La société a été déclarée en liquidation judiciaire simplifiée par un jugement du 6 février 2024. Le tribunal a, par la suite, examiné à plusieurs reprises la clôture de la procédure. Il a initialement prorogé la durée de la liquidation pour deux mois en juillet 2024. En septembre 2024, il a décidé de ne plus appliquer le régime simplifié et a à nouveau reporté l’examen de la clôture. Lors de l’audience du 8 janvier 2025, le représentant légal de la société était absent. Le liquidateur a sollicité une nouvelle prorogation, invoquant des contentieux en cours. Le tribunal a fait droit à cette demande en appliquant l’article L. 643-9 du code de commerce. Il a fixé un nouveau délai de six mois pour examiner la clôture. La question était de savoir si le juge pouvait, sur le fondement de cet article, proroger le délai de clôture d’une procédure de liquidation initialement simplifiée.

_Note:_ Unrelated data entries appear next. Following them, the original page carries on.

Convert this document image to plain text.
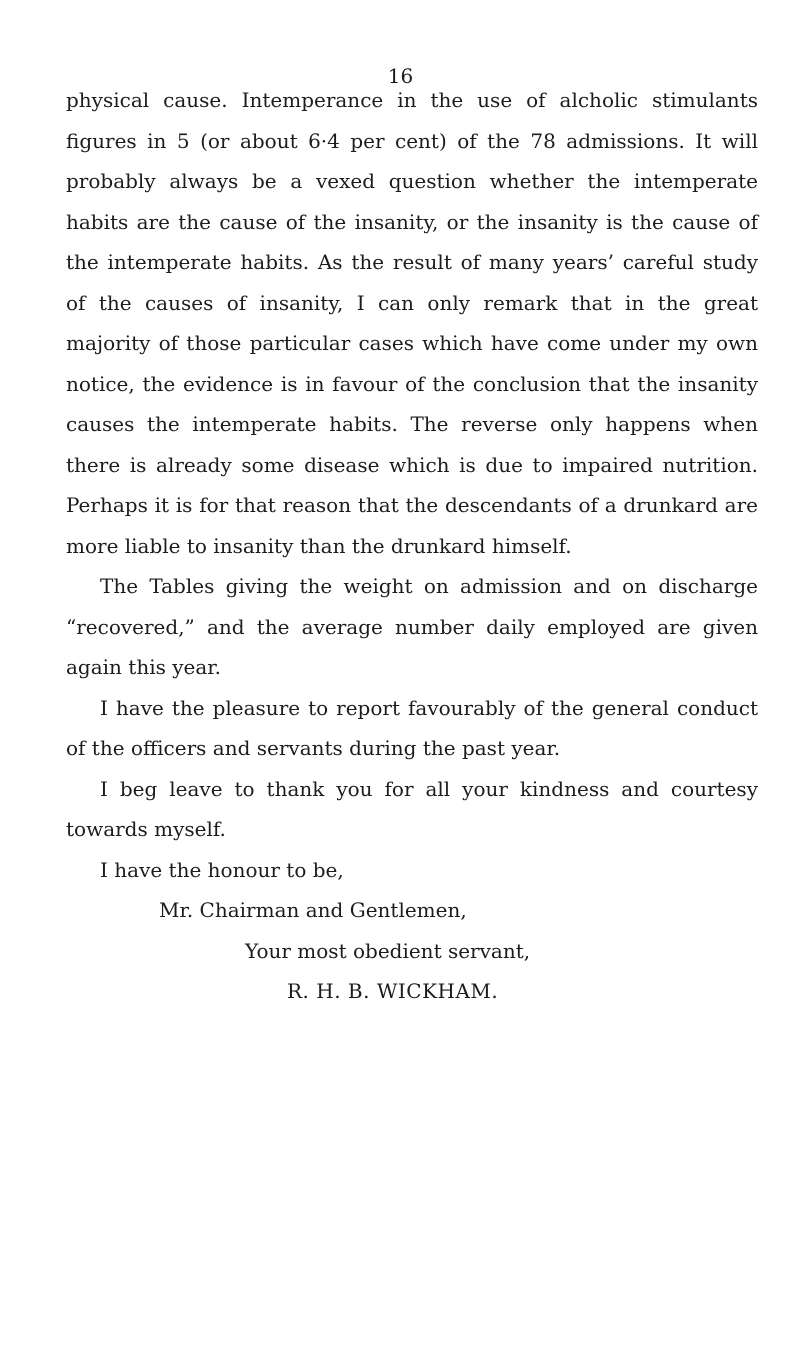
16

physical cause. Intemperance in the use of alcholic stimulants figures in 5 (or about 6·4 per cent) of the 78 admissions. It will probably always be a vexed question whether the intemperate habits are the cause of the insanity, or the insanity is the cause of the intemperate habits. As the result of many years’ careful study of the causes of insanity, I can only remark that in the great majority of those particular cases which have come under my own notice, the evidence is in favour of the conclusion that the insanity causes the intemperate habits. The reverse only happens when there is already some disease which is due to impaired nutrition. Perhaps it is for that reason that the descendants of a drunkard are more liable to insanity than the drunkard himself.

The Tables giving the weight on admission and on discharge “recovered,” and the average number daily employed are given again this year.

I have the pleasure to report favourably of the general conduct of the officers and servants during the past year.

I beg leave to thank you for all your kindness and courtesy towards myself.

I have the honour to be,

Mr. Chairman and Gentlemen,

Your most obedient servant,

R. H. B. WICKHAM.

Le tribunal a répondu positivement, ordonnant une prorogation de six mois.
**La confirmation d’une gestion pragmatique des liquidations complexes**
Le jugement illustre la faculté laissée au juge d’adapter le déroulement de la procédure aux difficultés pratiques. Le tribunal a d’abord constaté l’impossibilité de clore la liquidation dans les délais initiaux. Le liquidateur a justifié sa demande par l’existence de contentieux non résolus. Le juge a estimé que ces motifs étaient suffisants pour utiliser l’article L. 643-9. Cette disposition permet de proroger le délai d’examen de la clôture. Le tribunal a ainsi « prorogé pour 6 mois le délai au terme duquel, la clôture de la procédure devra être à nouveau examinée ». Cette solution assure une continuité de la mission du liquidateur. Elle garantit la bonne fin des opérations nécessaires à la réalisation de l’actif. Le juge évite une clôture prématurée qui serait préjudiciable aux créanciers. Cette approche confirme une interprétation extensive des pouvoirs du juge en phase de liquidation. Elle souligne la priorité donnée à l’apurement complet du passif.
**Les limites imprécises du régime de la liquidation simplifiée**
La décision révèle cependant les frontières floues entre les différents régimes de liquidation. La procédure avait été ouverte sous la forme simplifiée. Le tribunal avait déjà décidé, en septembre 2024, de « ne plus faire application des règles de la liquidation judiciaire simplifiée ». L’application ultérieure de l’article L. 643-9, texte du régime commun, en est la conséquence logique. Ce glissement d’un régime à l’autre interroge sur la spécificité réelle de la procédure simplifiée. Celle-ci est censée être plus rapide et allégée. La persistance de contentieux en a ici altéré la nature. Le juge a utilisé les outils de la liquidation ordinaire pour pallier ces complexités. Cette flexibilité est opportune pour le traitement des dossiers. Elle peut aussi créer une insécurité juridique pour les parties. Le critère déclenchant le changement de régime reste à la discrétion du juge. Une clarification législative serait utile pour encadrer cette transition.